13      Les compétences du Tribunal sont celles énumérées à l’article 225 CE, tel que précisé par l’article 51 du statut de la Cour de justice et l’article 1er de l’annexe au statut de la Cour de justice. En application de ces dispositions, le Tribunal est uniquement compétent pour connaître des recours introduits au titre de l’article 232 CE à l’encontre des institutions et organes communautaires, créés par les traités ou par des actes pris pour leur application.

14      En outre, les compétences du Tribunal en matière de responsabilité extracontractuelle sont celles énumérées aux articles 235 CE et 288, deuxième alinéa, CE. Conformément à ces dispositions, le Tribunal est uniquement compétent pour connaître des recours en réparation de dommages causés par les institutions communautaires ou par leurs agents dans l’exercice de leurs fonctions.

15      En l’espèce, il apparaît que l’auteur du comportement reproché, dont il est allégué qu’il a causé un préjudice, n’est ni une institution ni un organe communautaire.

16      Il s’ensuit que les demandes de la partie requérante visant, d’une part, à faire constater la carence de la Bulgarie et, d’autre part, à obtenir réparation du préjudice prétendument subi par elle de ce fait, doivent être rejetées pour cause d’incompétence manifeste.

17      Enfin, à titre subsidiaire, la partie requérante demande au Tribunal d’ordonner le transfert à son bénéfice de 90 % des actions de l’entreprise publique « Postes Bulgares ». Or, aucune disposition du traité CE ne permet au Tribunal, dans l’exercice de ses compétences, d’adresser une telle injonction aux institutions communautaires ni aux États membres.

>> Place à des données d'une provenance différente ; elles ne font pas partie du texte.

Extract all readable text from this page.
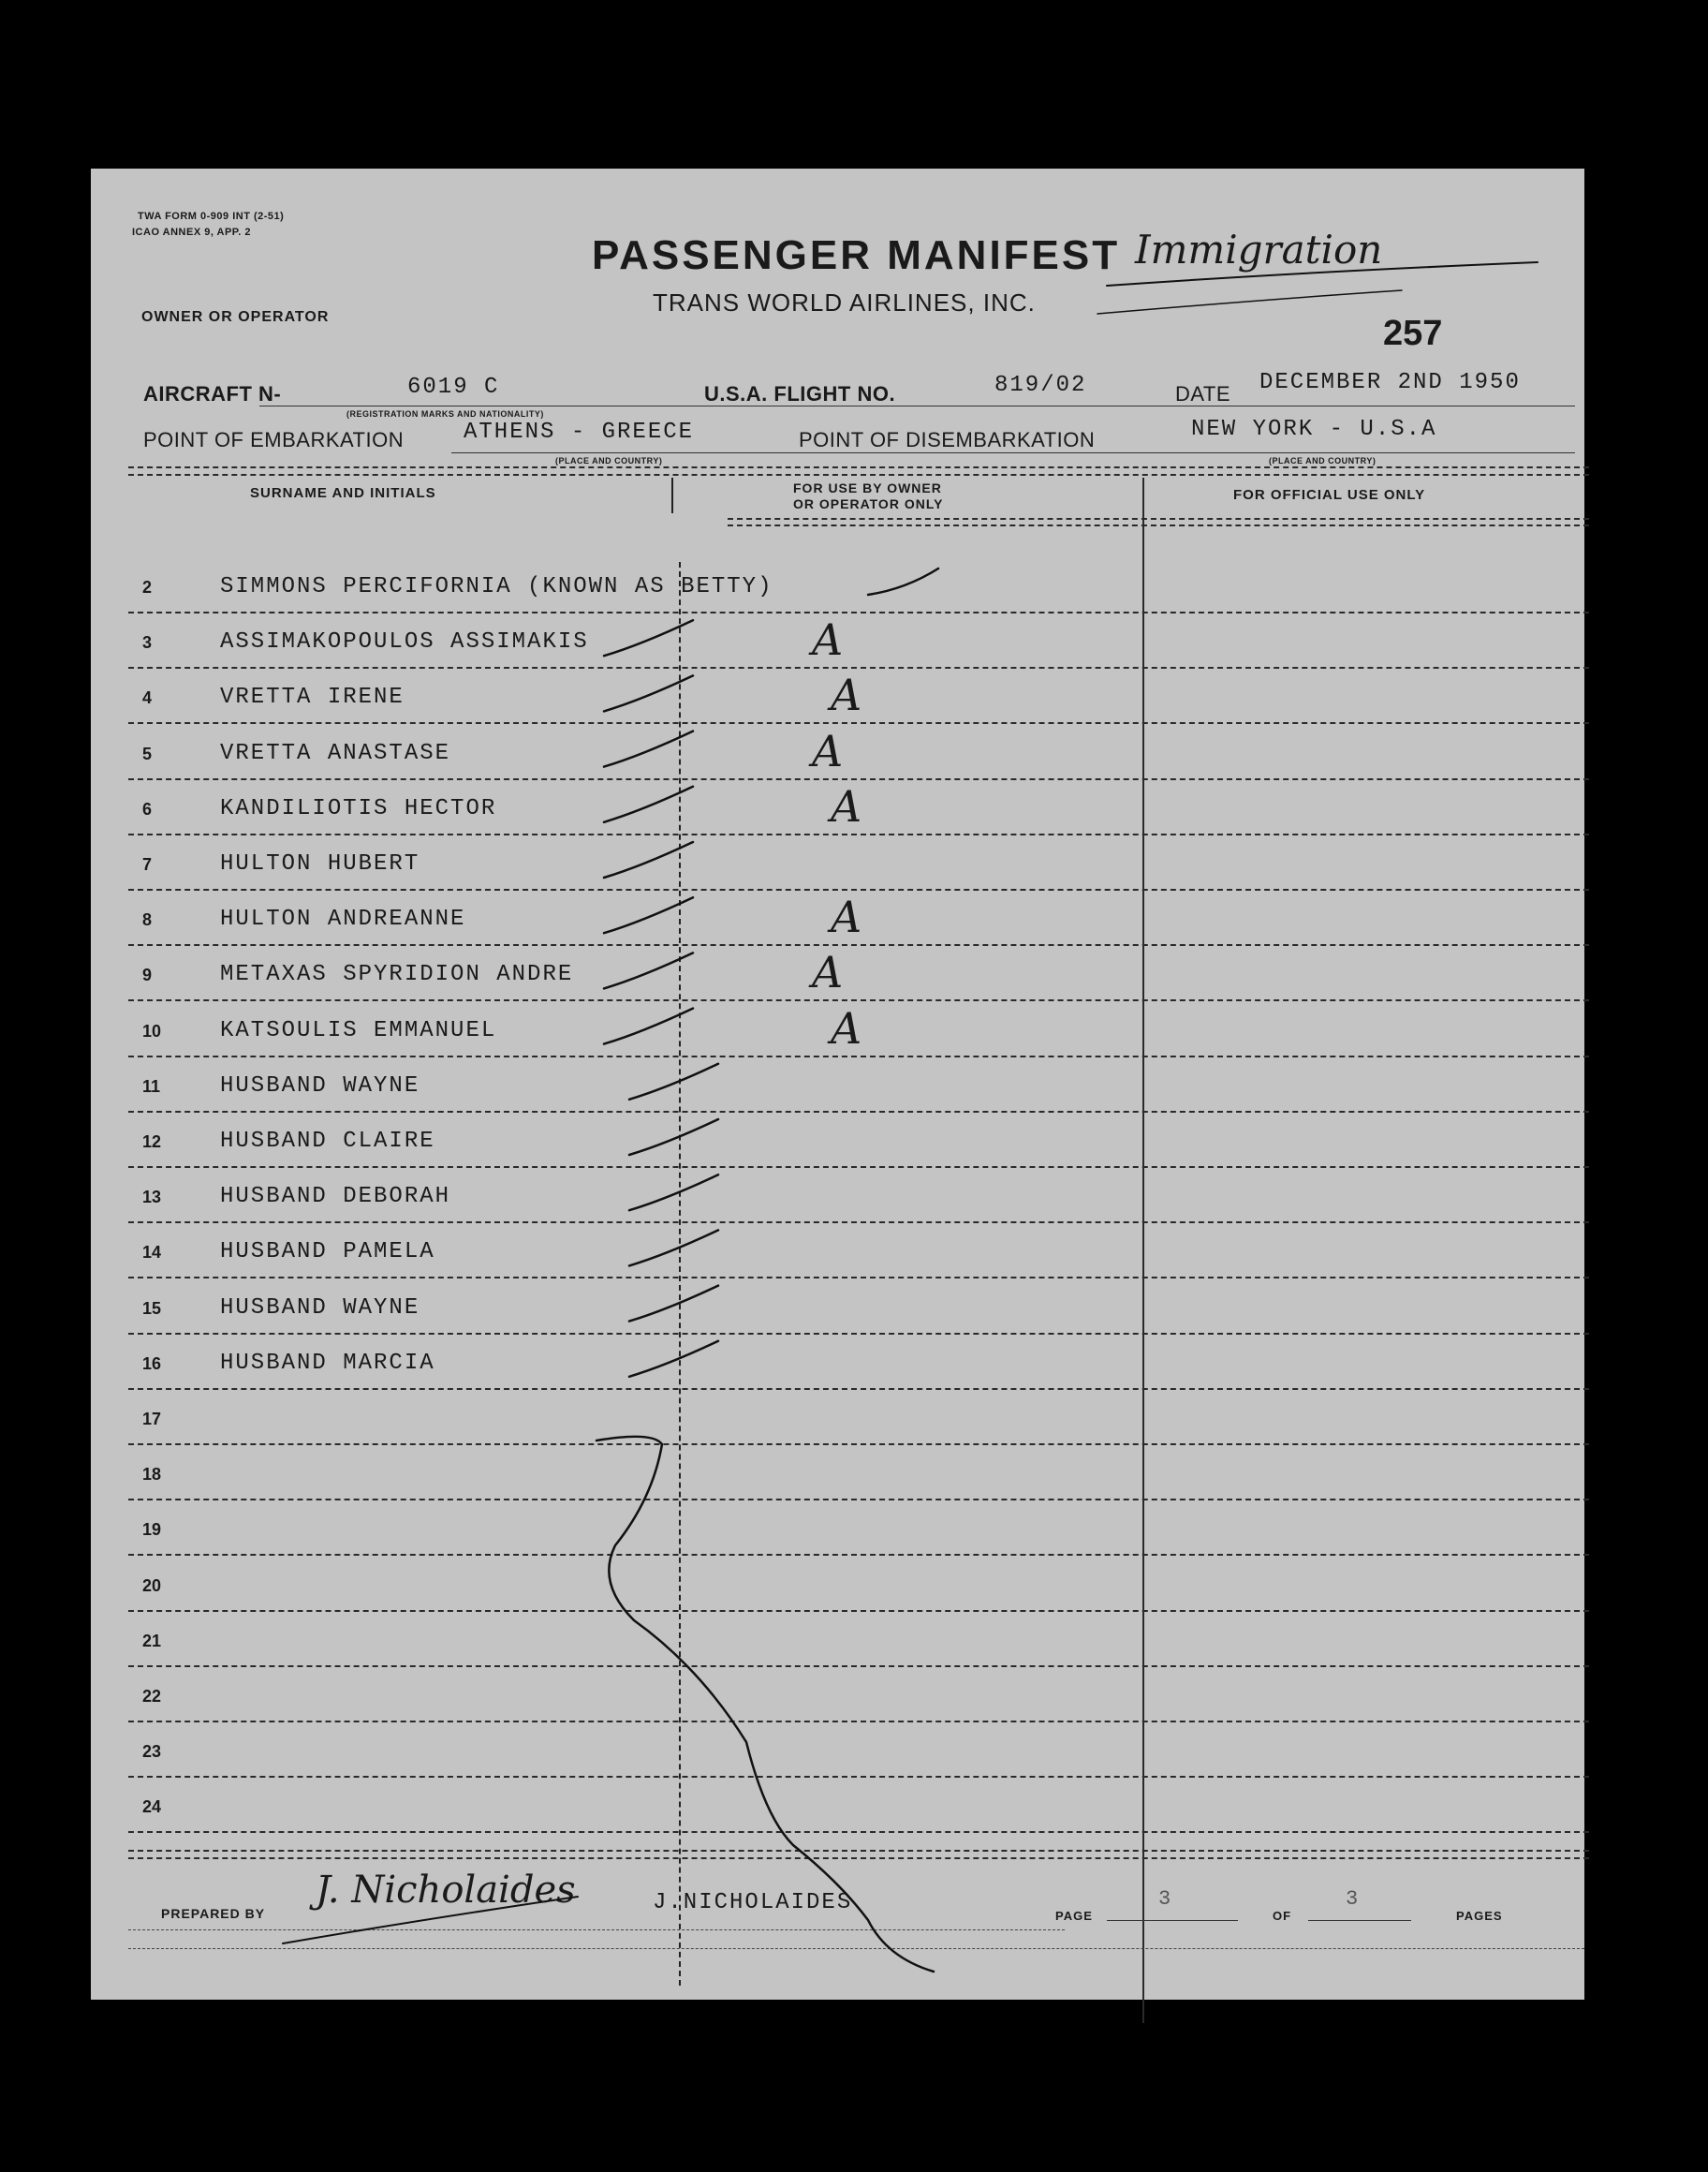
TWA FORM 0-909 INT (2-51)
ICAO ANNEX 9, APP. 2
OWNER OR OPERATOR
PASSENGER MANIFEST Immigration
TRANS WORLD AIRLINES, INC.
257
AIRCRAFT N-	6019 C
(REGISTRATION MARKS AND NATIONALITY)
U.S.A. FLIGHT NO.	819/02	DATE DECEMBER 2ND 1950
POINT OF EMBARKATION	ATHENS - GREECE
(PLACE AND COUNTRY)
POINT OF DISEMBARKATION	NEW YORK - U.S.A
(PLACE AND COUNTRY)
SURNAME AND INITIALS	FOR USE BY OWNER
OR OPERATOR ONLY
FOR OFFICIAL USE ONLY
2	SIMMONS PERCIFORNIA (KNOWN AS BETTY)
3	ASSIMAKOPOULOS ASSIMAKIS	A
4	VRETTA IRENE	A
5	VRETTA ANASTASE	A
6	KANDILIOTIS HECTOR	A
7	HULTON HUBERT
8	HULTON ANDREANNE	A
9	METAXAS SPYRIDION ANDRE	A
10	KATSOULIS EMMANUEL	A
11	HUSBAND WAYNE
12	HUSBAND CLAIRE
13	HUSBAND DEBORAH
14	HUSBAND PAMELA
15	HUSBAND WAYNE
16	HUSBAND MARCIA
17
18
19
20
21
22
23
24
PREPARED BY
J. Nicholaides	J.NICHOLAIDES
PAGE
3
OF
3
PAGES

18      Il résulte des considérations qui précèdent qu’il y a lieu de rejeter le présent recours en partie comme manifestement irrecevable, en partie comme manifestement non fondé et en partie pour cause d’incompétence manifeste, sans qu’il soit nécessaire de le signifier aux parties défenderesses.

 Sur les dépens

19      La présente ordonnance étant adoptée avant la notification de la requête aux parties défenderesses et avant que celles-ci n’aient pu exposer des dépens, il suffit de décider que la partie requérante supportera ses propres dépens, conformément à l’article 87, paragraphe 1, du règlement de procédure.

Par ces motifs,

LE TRIBUNAL (septième chambre)

ordonne :

1)      Le recours est rejeté.

2)      Goldman Management Inc. supportera ses propres dépens.

Fait à Luxembourg, le 16 novembre 2009.

Le greffier

 

       Le président

E. Coulon

 

        N. J. Forwood


1 Langue de procédure : le bulgare.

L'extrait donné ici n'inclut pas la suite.